Let's Talk About Sandboxes
13 min read

Starting around late 2025, people in the infra community began talking about sandbox technology. The general idea goes like this: in the age of agents, every agent should have its own computer, just like a person does. That computer is the sandbox.
If you're not familiar with sandbox technology, you can think of it simply as a virtual machine. Funny enough, nearly 15 years ago when I was interning at EMC, I was working on something closely related to today's sandboxes - Xen. Over the last two decades, we built sandboxes for humans. Now, we're building sandboxes for AI. That feels pretty surreal. But if virtualization has been around for decades, why is everyone suddenly revisiting what seems like an extremely mature technology? Well, because the requirements are completely different now.
In this post, we'll start from real-world sandbox use cases, explore the underlying technology, and discuss what the future of sandboxes looks like.
Starting with Manus
One of the biggest stories in AI in 2025 was Meta's acquisition of AI startup Manus for over $2 billion. The name Manus comes from the Latin motto "Mens et Manus" — "mind and hand" — embodying the belief that knowledge must be put into action to make an impact. From 2022 to 2024, everyone was using ChatGPT to chat. Manus showed the world that AI can do more than just provide information — it can actually get things done. Once AI can do work, it's no longer just a chatbot. It's an agent. So here's the question: what does an agent have to do with a sandbox? Can't the agent just use the user's computer or a regular server?

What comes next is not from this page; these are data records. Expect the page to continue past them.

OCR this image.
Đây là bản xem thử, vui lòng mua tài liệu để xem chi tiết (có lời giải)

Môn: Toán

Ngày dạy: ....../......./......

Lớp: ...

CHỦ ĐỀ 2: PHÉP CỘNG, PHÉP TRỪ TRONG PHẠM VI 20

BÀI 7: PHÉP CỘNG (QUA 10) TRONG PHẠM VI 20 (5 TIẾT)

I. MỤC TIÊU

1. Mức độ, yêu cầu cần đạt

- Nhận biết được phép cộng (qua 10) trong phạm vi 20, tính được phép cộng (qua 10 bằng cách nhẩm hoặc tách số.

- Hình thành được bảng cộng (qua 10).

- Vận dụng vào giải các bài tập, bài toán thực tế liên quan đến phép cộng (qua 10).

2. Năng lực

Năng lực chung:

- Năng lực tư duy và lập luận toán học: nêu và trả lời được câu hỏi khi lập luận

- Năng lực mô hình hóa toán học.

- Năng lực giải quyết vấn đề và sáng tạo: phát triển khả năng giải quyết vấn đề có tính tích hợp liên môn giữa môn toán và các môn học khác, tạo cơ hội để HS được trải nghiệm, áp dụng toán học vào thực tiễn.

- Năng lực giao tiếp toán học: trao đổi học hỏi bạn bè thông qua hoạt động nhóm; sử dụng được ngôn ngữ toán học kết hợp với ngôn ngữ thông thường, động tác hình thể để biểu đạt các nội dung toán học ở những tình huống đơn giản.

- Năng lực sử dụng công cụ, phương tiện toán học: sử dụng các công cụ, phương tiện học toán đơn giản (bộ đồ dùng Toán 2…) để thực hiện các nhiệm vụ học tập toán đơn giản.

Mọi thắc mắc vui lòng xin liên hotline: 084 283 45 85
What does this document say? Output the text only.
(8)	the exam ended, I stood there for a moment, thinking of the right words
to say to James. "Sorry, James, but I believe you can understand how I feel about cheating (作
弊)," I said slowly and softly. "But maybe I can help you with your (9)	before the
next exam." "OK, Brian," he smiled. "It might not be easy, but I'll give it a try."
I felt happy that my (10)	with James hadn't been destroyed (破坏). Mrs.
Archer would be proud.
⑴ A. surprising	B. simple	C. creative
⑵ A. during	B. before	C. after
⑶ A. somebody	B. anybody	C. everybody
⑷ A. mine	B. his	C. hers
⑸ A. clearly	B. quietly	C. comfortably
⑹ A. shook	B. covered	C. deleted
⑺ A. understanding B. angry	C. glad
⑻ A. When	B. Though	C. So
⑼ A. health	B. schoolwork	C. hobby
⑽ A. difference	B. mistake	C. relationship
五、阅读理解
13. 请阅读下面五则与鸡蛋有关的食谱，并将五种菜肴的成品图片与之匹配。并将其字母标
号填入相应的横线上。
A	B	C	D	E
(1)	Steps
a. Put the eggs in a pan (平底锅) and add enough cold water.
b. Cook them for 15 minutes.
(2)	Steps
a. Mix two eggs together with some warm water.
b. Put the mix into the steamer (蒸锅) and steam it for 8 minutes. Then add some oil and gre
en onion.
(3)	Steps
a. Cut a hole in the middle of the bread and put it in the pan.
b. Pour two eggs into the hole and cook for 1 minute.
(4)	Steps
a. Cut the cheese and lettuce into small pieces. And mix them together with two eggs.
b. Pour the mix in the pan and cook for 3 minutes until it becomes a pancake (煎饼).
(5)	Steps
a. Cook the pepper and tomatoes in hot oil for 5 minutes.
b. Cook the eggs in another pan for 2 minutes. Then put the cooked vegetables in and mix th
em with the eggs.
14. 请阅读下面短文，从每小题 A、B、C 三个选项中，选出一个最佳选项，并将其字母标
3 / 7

Let's take Manus as an example. Manus built its agents in the cloud. Suppose Manus is serving 1,000 concurrent users (in reality, far more!). Each user's request spawns an agent, meaning 1,000 agents need to run simultaneously. Now imagine all 1,000 agents on a single server. What happens? Each agent wants to install its own packages, configure its own environment, have its own filesystem, and claim its own CPU resources. So what do you do? Obviously, each agent needs its own office to work in. That office is the sandbox.

Under the hood, Manus used microVM-based sandbox technology to solve exactly this problem. Each agent runs in an isolated sandbox with its own browser, terminal, and filesystem, capable of running Python, JavaScript, Bash, and more in isolation. By the time of its acquisition, Manus had created over 80 million virtual computers — each one a standalone sandbox.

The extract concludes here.